Something is off with this team, with this still beyond proven core that’s always shown such a supreme sense for the moment in this golden era of Houston baseball. This Mariners series is a moment, an unexpectedly early important one. And the Astros have the moment in their grasp, roaring back to pull themselves off the mat and take the lead. By the power of Altuve’s fight and sheer will.
Only six outs away. . . Six outs from winning their third straight series, this one the biggest one yet. Six outs from convincing the rest of baseball that something is happening. But then. . . it’s all gone.
Jose Altuve and Kyle Tucker Need Help
When the game ends, Yordan Alvarez stops Jose Altuve as he comes into the dugout and the two men spend several moments locked in a discussion as the rest of the Astros shuffle off towards the dugout steps. Two proud proven champions coming together to try and figure it out. Two of the best hitting minds on the planet.
In some ways, that’s encouraging. But it’s also reflective of how desperate the search for answers is already starting to become. You get the idea that no one with the Astros really knows why it’s going so wrong.
“No, I think we played well,” Espada says when someone asks if losing two of three to the Mariners is a setback. “Six more outs and we could have won that game. We’ve just got to do a better job of playing 27 outs, clean baseball. But I don’t see it as a setback.
“I see it as we’re close.”

These Astros are close to edging themselves off the map. Espada’s team is 10 games under 500 again at 12-22. Only the pitiful Chicago White Sox have fewer wins in the American League. Only the White Sox, Rockies and Marlins have fewer wins in all of baseball. Houston is now 1-9 in one run games. If the Astros could have won just half of those games, they’d be 16-18, well within striking distance with no dire cause for alarm.
But they’re not. Instead these Astros keep finding ways to lose.
Only six outs away. . . Six outs from winning their third straight series, this one the biggest one yet. Six outs from convincing the rest of baseball that something is happening. But then. . . it’s all gone.
Bryan Abreu gives up the tying run in the eighth inning. Josh Hader, the $95 million closer, surrenders a mammoth home run to Mariners catcher Cal Raleigh in the ninth inning despite having Raleigh down 0-2, and seemingly as off guard against Hader’s sinker as Drake is against Kendrick Lamar.
“That’s baseball, man,” Hader says in response to a question about the Astros’ unexpected back-of-the-bullpen troubles. “It’s never easy in this game. You can write it up and say. . . on paper, it always looks easier. But you got to go out there and do what you do and execute. And do everything in our power to do it.
“Obviously, it hasn’t fell our way. We do what we do. We put in the work. We stick to our routines — and eventually it will turn around for us.”
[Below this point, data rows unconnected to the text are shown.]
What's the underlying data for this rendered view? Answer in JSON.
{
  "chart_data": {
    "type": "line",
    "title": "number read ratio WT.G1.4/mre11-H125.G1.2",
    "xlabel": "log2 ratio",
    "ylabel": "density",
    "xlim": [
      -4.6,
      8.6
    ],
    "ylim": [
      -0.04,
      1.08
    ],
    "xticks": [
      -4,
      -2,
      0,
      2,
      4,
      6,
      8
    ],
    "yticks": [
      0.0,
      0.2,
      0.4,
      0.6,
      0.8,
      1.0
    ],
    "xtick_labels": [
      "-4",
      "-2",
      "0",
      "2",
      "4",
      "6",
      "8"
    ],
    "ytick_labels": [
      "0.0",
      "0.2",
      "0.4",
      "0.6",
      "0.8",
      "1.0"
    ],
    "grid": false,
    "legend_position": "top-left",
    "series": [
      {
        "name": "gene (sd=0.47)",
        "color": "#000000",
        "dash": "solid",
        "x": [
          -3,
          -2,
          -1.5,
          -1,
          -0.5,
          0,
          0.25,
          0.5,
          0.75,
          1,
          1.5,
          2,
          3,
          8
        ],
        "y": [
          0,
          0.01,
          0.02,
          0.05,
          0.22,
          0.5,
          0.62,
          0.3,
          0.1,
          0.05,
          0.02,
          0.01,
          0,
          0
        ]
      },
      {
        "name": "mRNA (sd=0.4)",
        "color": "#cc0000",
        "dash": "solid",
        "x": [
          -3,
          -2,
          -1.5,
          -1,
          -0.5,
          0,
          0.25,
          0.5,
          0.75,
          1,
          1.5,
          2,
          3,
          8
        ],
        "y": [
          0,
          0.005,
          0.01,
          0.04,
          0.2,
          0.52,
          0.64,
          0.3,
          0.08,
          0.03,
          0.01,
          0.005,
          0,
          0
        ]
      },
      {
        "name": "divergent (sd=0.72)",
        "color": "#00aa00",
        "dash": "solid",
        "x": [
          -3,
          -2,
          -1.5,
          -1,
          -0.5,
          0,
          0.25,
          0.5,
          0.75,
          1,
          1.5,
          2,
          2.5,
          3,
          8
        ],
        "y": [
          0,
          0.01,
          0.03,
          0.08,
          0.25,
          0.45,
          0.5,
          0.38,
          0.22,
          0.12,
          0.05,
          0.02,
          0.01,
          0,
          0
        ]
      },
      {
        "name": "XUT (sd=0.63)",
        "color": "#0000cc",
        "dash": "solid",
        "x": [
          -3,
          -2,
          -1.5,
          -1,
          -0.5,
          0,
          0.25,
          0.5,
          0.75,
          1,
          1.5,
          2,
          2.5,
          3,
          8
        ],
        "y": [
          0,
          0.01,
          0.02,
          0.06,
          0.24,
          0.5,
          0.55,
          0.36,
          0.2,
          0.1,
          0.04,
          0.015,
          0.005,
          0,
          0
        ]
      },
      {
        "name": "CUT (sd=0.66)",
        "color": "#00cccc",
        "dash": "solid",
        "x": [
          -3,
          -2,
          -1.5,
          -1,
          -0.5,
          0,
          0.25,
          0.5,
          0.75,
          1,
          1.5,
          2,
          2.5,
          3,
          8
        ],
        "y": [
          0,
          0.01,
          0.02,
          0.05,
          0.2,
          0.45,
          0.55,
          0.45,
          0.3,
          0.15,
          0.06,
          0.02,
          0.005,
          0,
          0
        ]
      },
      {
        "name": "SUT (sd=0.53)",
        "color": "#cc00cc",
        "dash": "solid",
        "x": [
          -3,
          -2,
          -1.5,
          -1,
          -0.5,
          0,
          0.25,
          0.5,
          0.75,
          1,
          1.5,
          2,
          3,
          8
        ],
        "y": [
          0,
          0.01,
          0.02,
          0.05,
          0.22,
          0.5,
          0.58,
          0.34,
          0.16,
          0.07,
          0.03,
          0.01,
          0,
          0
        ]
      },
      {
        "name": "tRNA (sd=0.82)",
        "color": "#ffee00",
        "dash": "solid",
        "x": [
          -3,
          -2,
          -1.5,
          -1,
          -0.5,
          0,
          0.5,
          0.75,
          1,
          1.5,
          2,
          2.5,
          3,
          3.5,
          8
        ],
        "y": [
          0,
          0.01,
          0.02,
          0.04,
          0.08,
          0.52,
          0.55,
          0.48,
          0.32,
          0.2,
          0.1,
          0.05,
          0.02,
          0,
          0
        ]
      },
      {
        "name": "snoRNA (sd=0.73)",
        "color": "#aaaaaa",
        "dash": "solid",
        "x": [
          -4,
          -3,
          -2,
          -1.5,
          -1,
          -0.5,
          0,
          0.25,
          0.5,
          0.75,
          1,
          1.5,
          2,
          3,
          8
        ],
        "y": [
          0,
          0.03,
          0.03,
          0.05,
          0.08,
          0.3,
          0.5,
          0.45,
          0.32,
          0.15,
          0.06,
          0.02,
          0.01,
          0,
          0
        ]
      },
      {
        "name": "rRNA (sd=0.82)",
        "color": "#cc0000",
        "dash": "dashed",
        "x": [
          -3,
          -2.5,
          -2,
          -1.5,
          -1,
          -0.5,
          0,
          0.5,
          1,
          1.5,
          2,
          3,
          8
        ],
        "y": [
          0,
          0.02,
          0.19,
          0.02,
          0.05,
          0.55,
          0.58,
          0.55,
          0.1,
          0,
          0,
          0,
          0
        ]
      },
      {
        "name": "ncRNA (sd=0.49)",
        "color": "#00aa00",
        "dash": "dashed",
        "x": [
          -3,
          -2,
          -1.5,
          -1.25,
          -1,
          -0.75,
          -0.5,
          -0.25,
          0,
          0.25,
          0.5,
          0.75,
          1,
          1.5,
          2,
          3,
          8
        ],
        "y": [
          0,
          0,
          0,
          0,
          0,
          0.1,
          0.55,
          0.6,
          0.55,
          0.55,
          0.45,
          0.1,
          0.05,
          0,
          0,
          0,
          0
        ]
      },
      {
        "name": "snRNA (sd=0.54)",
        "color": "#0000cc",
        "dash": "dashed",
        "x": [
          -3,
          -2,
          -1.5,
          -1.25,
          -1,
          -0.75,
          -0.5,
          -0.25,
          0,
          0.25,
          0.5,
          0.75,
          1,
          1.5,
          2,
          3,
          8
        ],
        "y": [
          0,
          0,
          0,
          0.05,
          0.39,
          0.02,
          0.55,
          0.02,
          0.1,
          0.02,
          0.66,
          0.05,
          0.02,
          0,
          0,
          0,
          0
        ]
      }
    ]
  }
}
“I don’t see it as a setback. I see it as we’re close.” — Astros manager Joe Espada
These Astros are threatening to waste a vintage Jose Altuve season and what is shaping up like an MVP worthy one from Kyle Tucker, who certainly seems to be swinging comfortable and confident as a married man. Just when it looks Houston may have righted things, it’s a meltdown against the Mariners.
It’s time to sound the alarm. When Altuve turns the entire offense around with that epic battle of an at-bat. . . . and the Astros still lose, the concern needs to become real.